Hi @ll!
I have a question regarding the way the Illumina pipeline generates its quality check status in the qseq files (11th column according to information from here: http://jumpgate.caltech.edu/wiki/QSeq):
Please take a look at this (representative) example (I've removed the machine ID):
1st paired-end read: HWUSI-XXXXXX 11 7 120 19847 19200 0 1 .AATGATATAGAATGGAATTGAATGGAATGTGCGTGAATGGAATG BBBBBBBBBBBBBBBBBBBBBBBBBBBBBBBBBBBBBBBBBBBBB 1
2nd paired-end read: HWUSI-XXXXXX 11 7 120 19847 19200 0 3 TCTATTCCTTTCTAATCCATTCAATTCCATTTCATTCGATTCCAT hfhghhcghhhghhhfff]ffhgchhhcghfheehdfdfafffff 1
According to my interpretation of the qseq data format, the 1st paired-end read has passed Illumina QC ("1" in last column of the line), even though the whole read should be disregarded according to PHRED score B(=2). How is it then possible that this read passed the QC? This is one pair of a paired end read, and the matching read from the second file has actually passed the QC and does have a better overall PHRED score (see above) - could this be the reason? I.e. does the Illumina pipeline consider the "overall" quality of a sequence if it is a pair-ended read?

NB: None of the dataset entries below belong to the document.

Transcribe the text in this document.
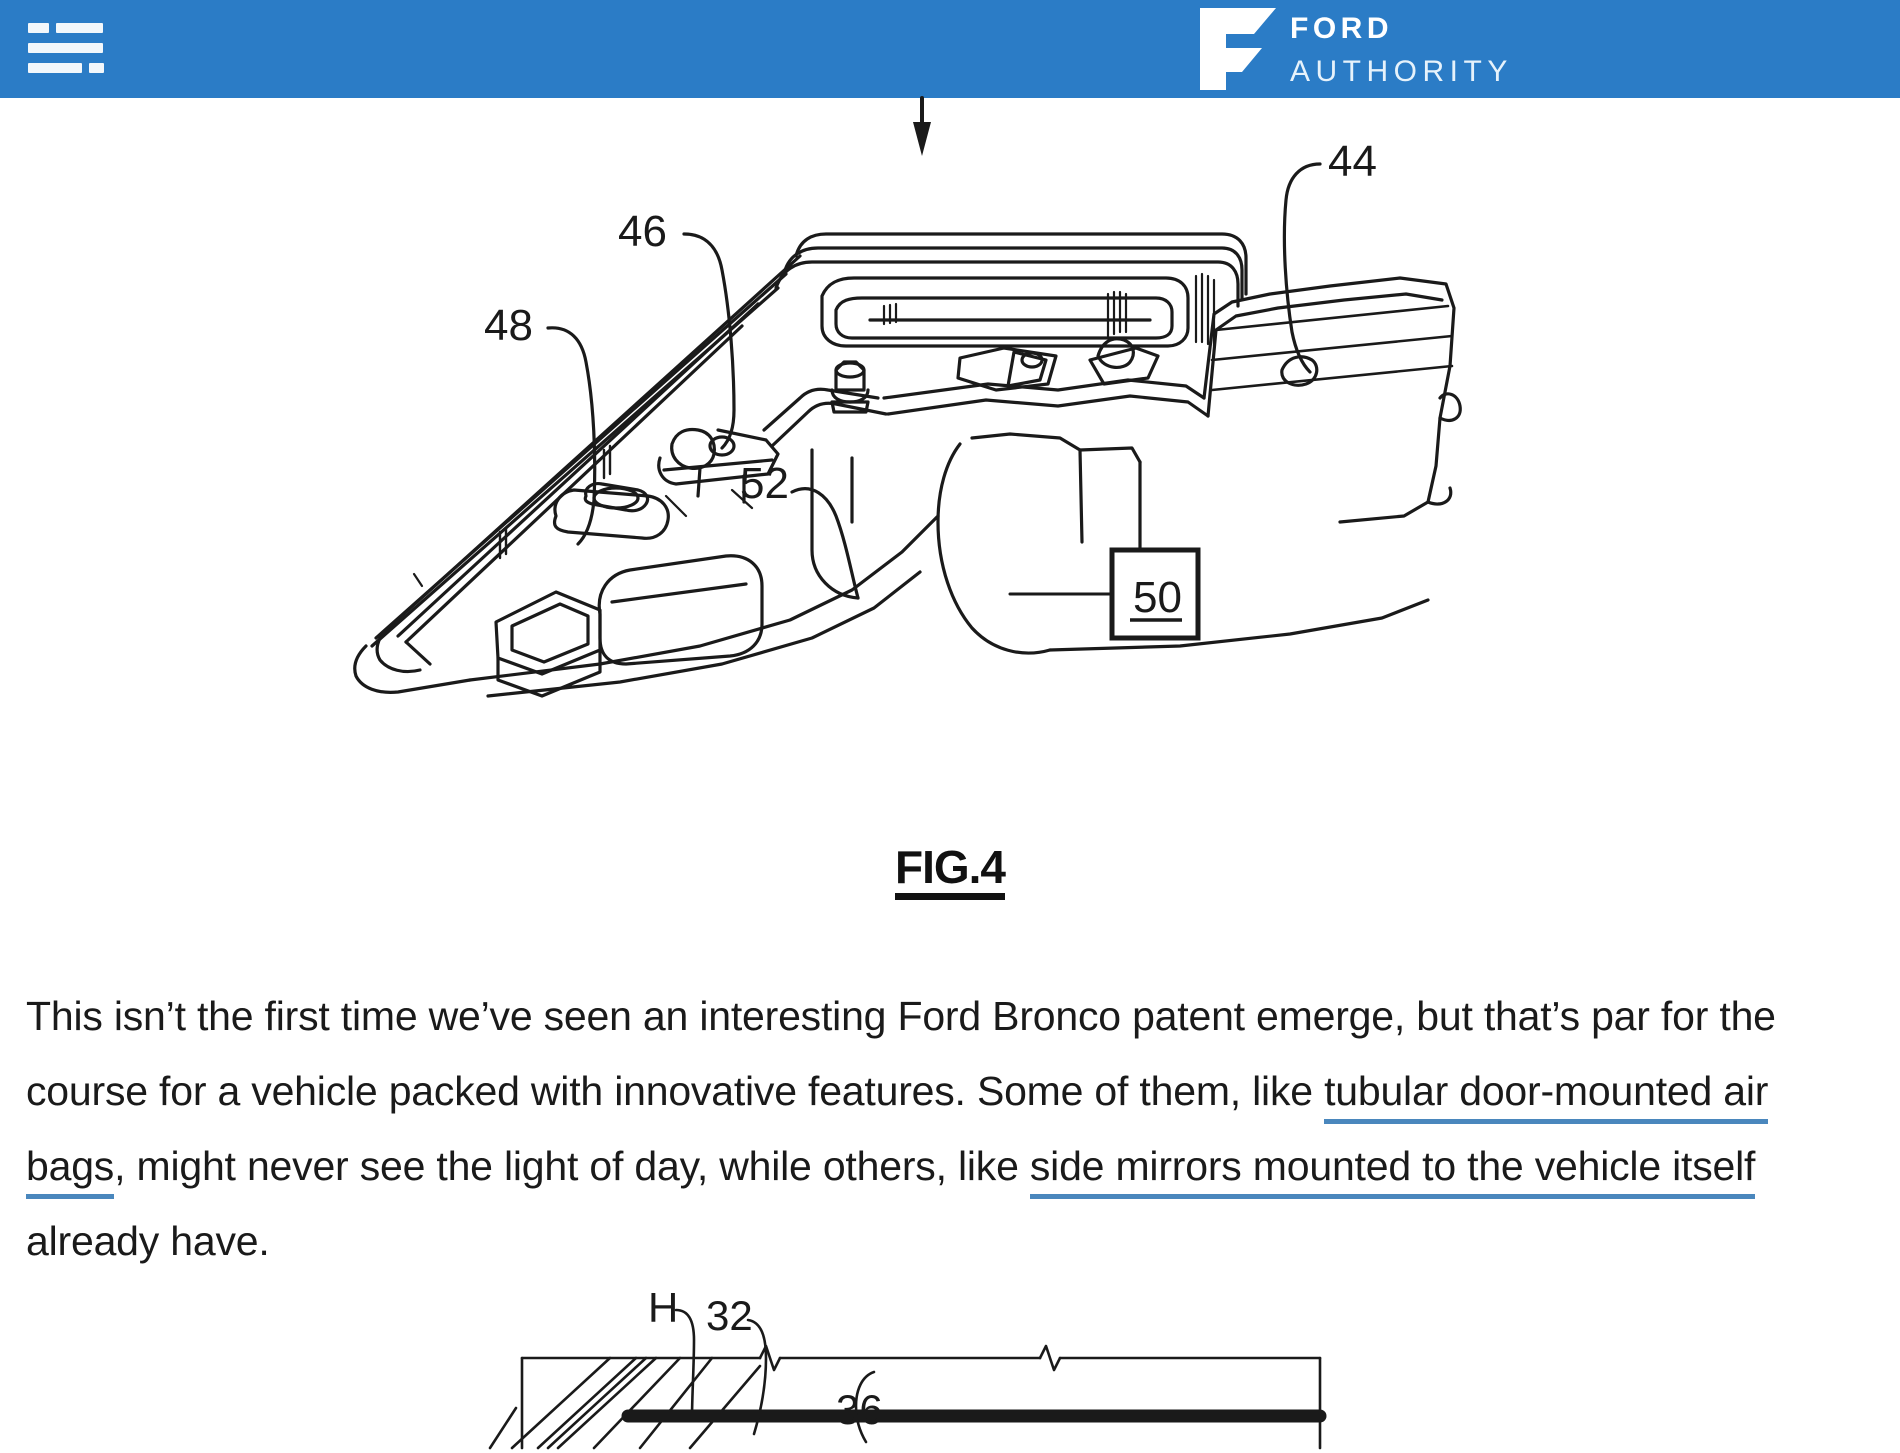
FORD
AUTHORITY
44
46
48
52
50
FIG.4

This isn’t the first time we’ve seen an interesting Ford Bronco patent emerge, but that’s par for the course for a vehicle packed with innovative features. Some of them, like tubular door-mounted air bags, might never see the light of day, while others, like side mirrors mounted to the vehicle itself already have.

H 32
36
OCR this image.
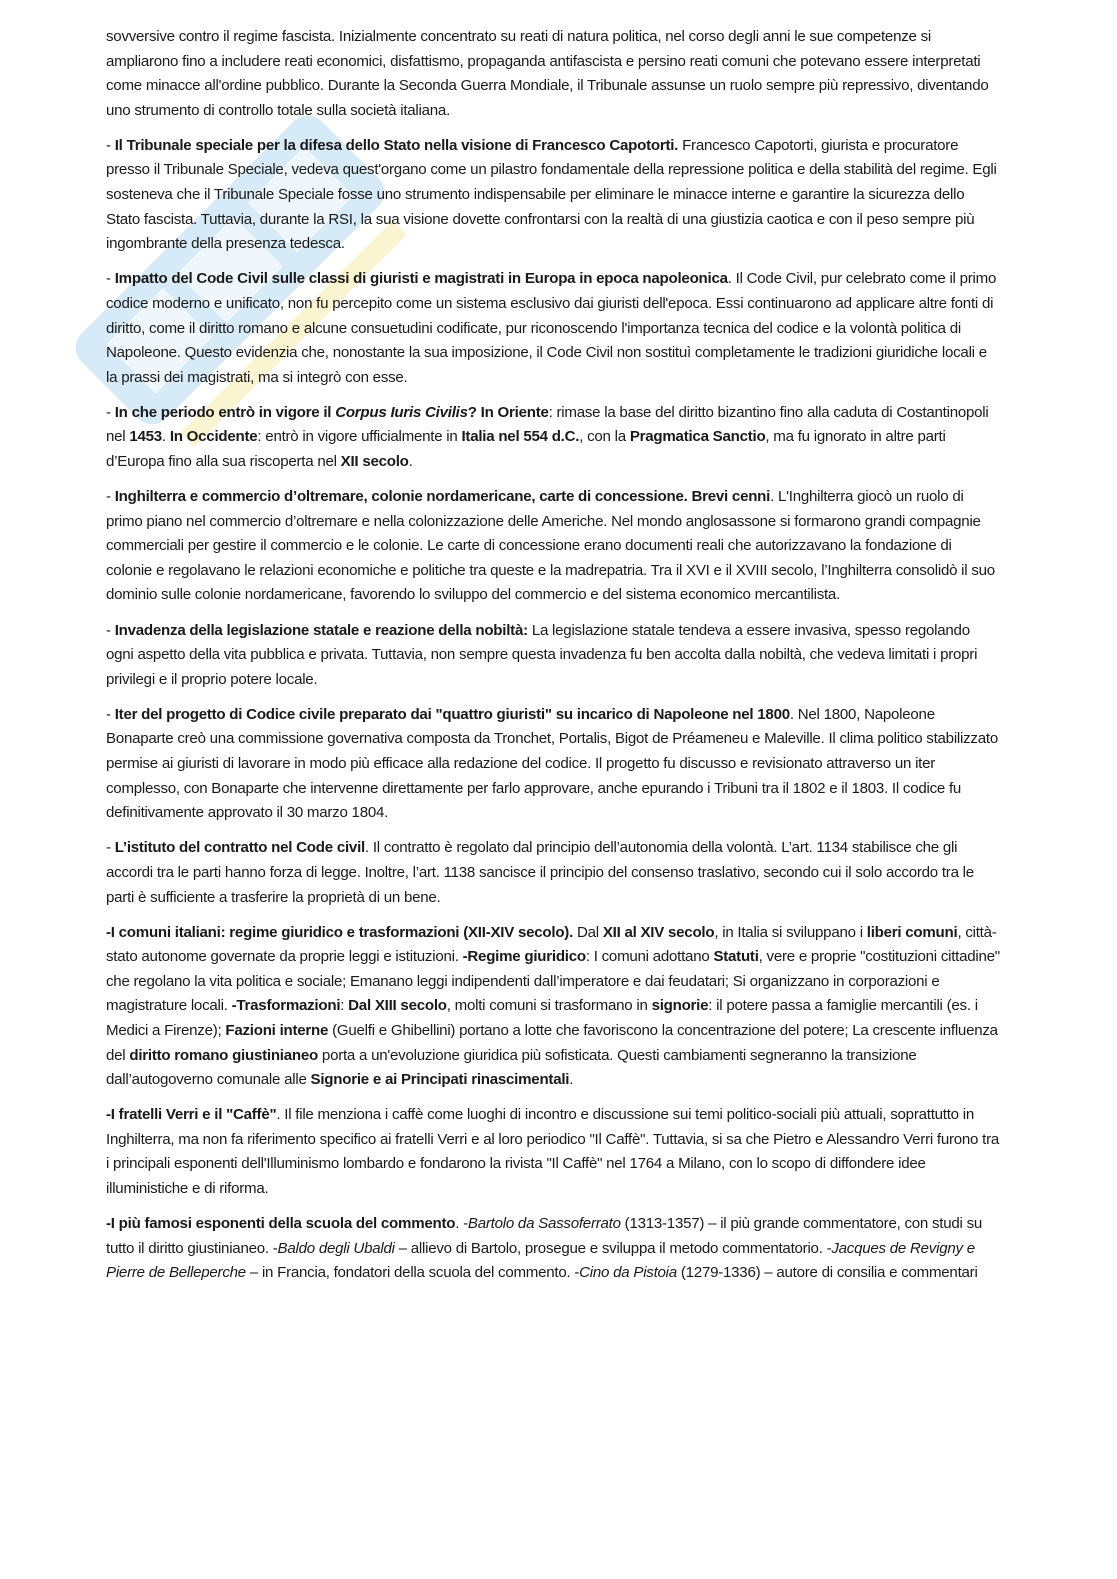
sovversive contro il regime fascista. Inizialmente concentrato su reati di natura politica, nel corso degli anni le sue competenze si ampliarono fino a includere reati economici, disfattismo, propaganda antifascista e persino reati comuni che potevano essere interpretati come minacce all'ordine pubblico. Durante la Seconda Guerra Mondiale, il Tribunale assunse un ruolo sempre più repressivo, diventando uno strumento di controllo totale sulla società italiana.

- Il Tribunale speciale per la difesa dello Stato nella visione di Francesco Capotorti. Francesco Capotorti, giurista e procuratore presso il Tribunale Speciale, vedeva quest'organo come un pilastro fondamentale della repressione politica e della stabilità del regime. Egli sosteneva che il Tribunale Speciale fosse uno strumento indispensabile per eliminare le minacce interne e garantire la sicurezza dello Stato fascista. Tuttavia, durante la RSI, la sua visione dovette confrontarsi con la realtà di una giustizia caotica e con il peso sempre più ingombrante della presenza tedesca.

- Impatto del Code Civil sulle classi di giuristi e magistrati in Europa in epoca napoleonica. Il Code Civil, pur celebrato come il primo codice moderno e unificato, non fu percepito come un sistema esclusivo dai giuristi dell'epoca. Essi continuarono ad applicare altre fonti di diritto, come il diritto romano e alcune consuetudini codificate, pur riconoscendo l'importanza tecnica del codice e la volontà politica di Napoleone. Questo evidenzia che, nonostante la sua imposizione, il Code Civil non sostituì completamente le tradizioni giuridiche locali e la prassi dei magistrati, ma si integrò con esse.

- In che periodo entrò in vigore il Corpus Iuris Civilis? In Oriente: rimase la base del diritto bizantino fino alla caduta di Costantinopoli nel 1453. In Occidente: entrò in vigore ufficialmente in Italia nel 554 d.C., con la Pragmatica Sanctio, ma fu ignorato in altre parti d’Europa fino alla sua riscoperta nel XII secolo.

- Inghilterra e commercio d’oltremare, colonie nordamericane, carte di concessione. Brevi cenni. L'Inghilterra giocò un ruolo di primo piano nel commercio d’oltremare e nella colonizzazione delle Americhe. Nel mondo anglosassone si formarono grandi compagnie commerciali per gestire il commercio e le colonie. Le carte di concessione erano documenti reali che autorizzavano la fondazione di colonie e regolavano le relazioni economiche e politiche tra queste e la madrepatria. Tra il XVI e il XVIII secolo, l’Inghilterra consolidò il suo dominio sulle colonie nordamericane, favorendo lo sviluppo del commercio e del sistema economico mercantilista.

- Invadenza della legislazione statale e reazione della nobiltà: La legislazione statale tendeva a essere invasiva, spesso regolando ogni aspetto della vita pubblica e privata. Tuttavia, non sempre questa invadenza fu ben accolta dalla nobiltà, che vedeva limitati i propri privilegi e il proprio potere locale.

- Iter del progetto di Codice civile preparato dai "quattro giuristi" su incarico di Napoleone nel 1800. Nel 1800, Napoleone Bonaparte creò una commissione governativa composta da Tronchet, Portalis, Bigot de Préameneu e Maleville. Il clima politico stabilizzato permise ai giuristi di lavorare in modo più efficace alla redazione del codice. Il progetto fu discusso e revisionato attraverso un iter complesso, con Bonaparte che intervenne direttamente per farlo approvare, anche epurando i Tribuni tra il 1802 e il 1803. Il codice fu definitivamente approvato il 30 marzo 1804.

- L’istituto del contratto nel Code civil. Il contratto è regolato dal principio dell’autonomia della volontà. L’art. 1134 stabilisce che gli accordi tra le parti hanno forza di legge. Inoltre, l’art. 1138 sancisce il principio del consenso traslativo, secondo cui il solo accordo tra le parti è sufficiente a trasferire la proprietà di un bene.

-I comuni italiani: regime giuridico e trasformazioni (XII-XIV secolo). Dal XII al XIV secolo, in Italia si sviluppano i liberi comuni, città-stato autonome governate da proprie leggi e istituzioni. -Regime giuridico: I comuni adottano Statuti, vere e proprie "costituzioni cittadine" che regolano la vita politica e sociale; Emanano leggi indipendenti dall’imperatore e dai feudatari; Si organizzano in corporazioni e magistrature locali. -Trasformazioni: Dal XIII secolo, molti comuni si trasformano in signorie: il potere passa a famiglie mercantili (es. i Medici a Firenze); Fazioni interne (Guelfi e Ghibellini) portano a lotte che favoriscono la concentrazione del potere; La crescente influenza del diritto romano giustinianeo porta a un'evoluzione giuridica più sofisticata. Questi cambiamenti segneranno la transizione dall’autogoverno comunale alle Signorie e ai Principati rinascimentali.

-I fratelli Verri e il "Caffè". Il file menziona i caffè come luoghi di incontro e discussione sui temi politico-sociali più attuali, soprattutto in Inghilterra, ma non fa riferimento specifico ai fratelli Verri e al loro periodico "Il Caffè". Tuttavia, si sa che Pietro e Alessandro Verri furono tra i principali esponenti dell'Illuminismo lombardo e fondarono la rivista "Il Caffè" nel 1764 a Milano, con lo scopo di diffondere idee illuministiche e di riforma.

-I più famosi esponenti della scuola del commento. -Bartolo da Sassoferrato (1313-1357) – il più grande commentatore, con studi su tutto il diritto giustinianeo. -Baldo degli Ubaldi – allievo di Bartolo, prosegue e sviluppa il metodo commentatorio. -Jacques de Revigny e Pierre de Belleperche – in Francia, fondatori della scuola del commento. -Cino da Pistoia (1279-1336) – autore di consilia e commentari
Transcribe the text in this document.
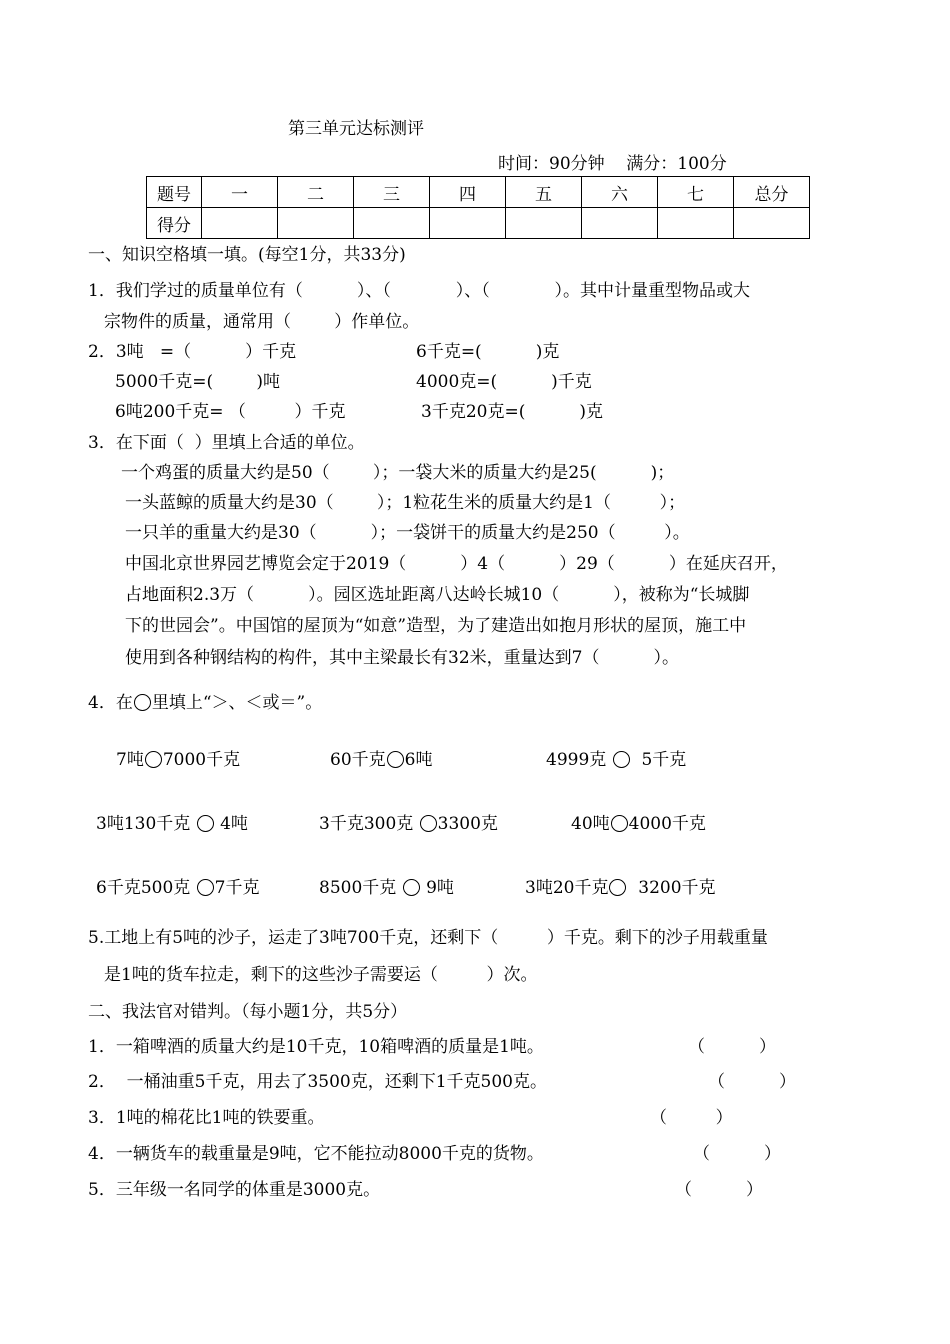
第三单元达标测评
时间：90分钟    满分：100分
题号	一	二	三	四	五	六	七	总分
得分								
一、知识空格填一填。(每空1分，共33分)
1．我们学过的质量单位有（          ）、（            ）、（            ）。其中计量重型物品或大
宗物件的质量，通常用（        ）作单位。
2．3吨   =（          ）千克	6千克=(          )克
5000千克=(        )吨	4000克=(          )千克
6吨200千克= （         ）千克	3千克20克=(          )克
3．在下面（  ）里填上合适的单位。
一个鸡蛋的质量大约是50（        ）；一袋大米的质量大约是25(          )；
一头蓝鲸的质量大约是30（        ）；1粒花生米的质量大约是1（         ）；
一只羊的重量大约是30（          ）；一袋饼干的质量大约是250（         ）。
中国北京世界园艺博览会定于2019（          ）4（          ）29（          ）在延庆召开，
占地面积2.3万（          ）。园区选址距离八达岭长城10（          ），被称为“长城脚
下的世园会”。中国馆的屋顶为“如意”造型，为了建造出如抱月形状的屋顶，施工中
使用到各种钢结构的构件，其中主梁最长有32米，重量达到7（          ）。
4．在 里填上“＞、＜或＝”。
7吨 7000千克	60千克 6吨	4999克   5千克
3吨130千克  4吨	3千克300克 3300克	40吨 4000千克
6千克500克 7千克	8500千克  9吨	3吨20千克  3200千克
5.工地上有5吨的沙子，运走了3吨700千克，还剩下（         ）千克。剩下的沙子用载重量
是1吨的货车拉走，剩下的这些沙子需要运（         ）次。
二、我法官对错判。（每小题1分，共5分）
1．一箱啤酒的质量大约是10千克，10箱啤酒的质量是1吨。	（          ）
2．  一桶油重5千克，用去了3500克，还剩下1千克500克。	（          ）
3．1吨的棉花比1吨的铁要重。	（         ）
4．一辆货车的载重量是9吨，它不能拉动8000千克的货物。	（          ）
5．三年级一名同学的体重是3000克。	（          ）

My issue is that nearly 10% of the reads fall into this category (QC passed, yet Bs for all positions). At this stage I am planning to remove these reads prior to alignment, but I would appreciate some comments/answers from people who have seen similar reads in their experiments.
Thanks in advance!
Thanks, but I've read this paragraph several times now, and it does not help me understand how a read can pass QC if all bases have Phred score of "2". If this is a read segment quality control indicator, then - naively - I would assume that a read only with "2"/"B" would not pass QC. And even more confusingly, there are reads that have only "2"/"B" Phred scores and in fact do NOT pass QC (0 in column 11).
I'm no expert on the criteria the Illumina pipeline applies within its QC, but I thought the important part of the passage I quoted was "This Q2 indicator [...] indicates that a specific final portion of the read should not be used in further analyses." IE, you would be doing the right thing in removing those reads.
And the other part of the point of the quote is that all the Bs do NOT mean the quality was extremely low, just that it was "mostly Q15 or below". The QC filtering as it currently works wouldn't necessarily be expected to filter these out (although I agree that it might be helpful for them to modify it so anything that "should not be used in further analyses" would be filtered out).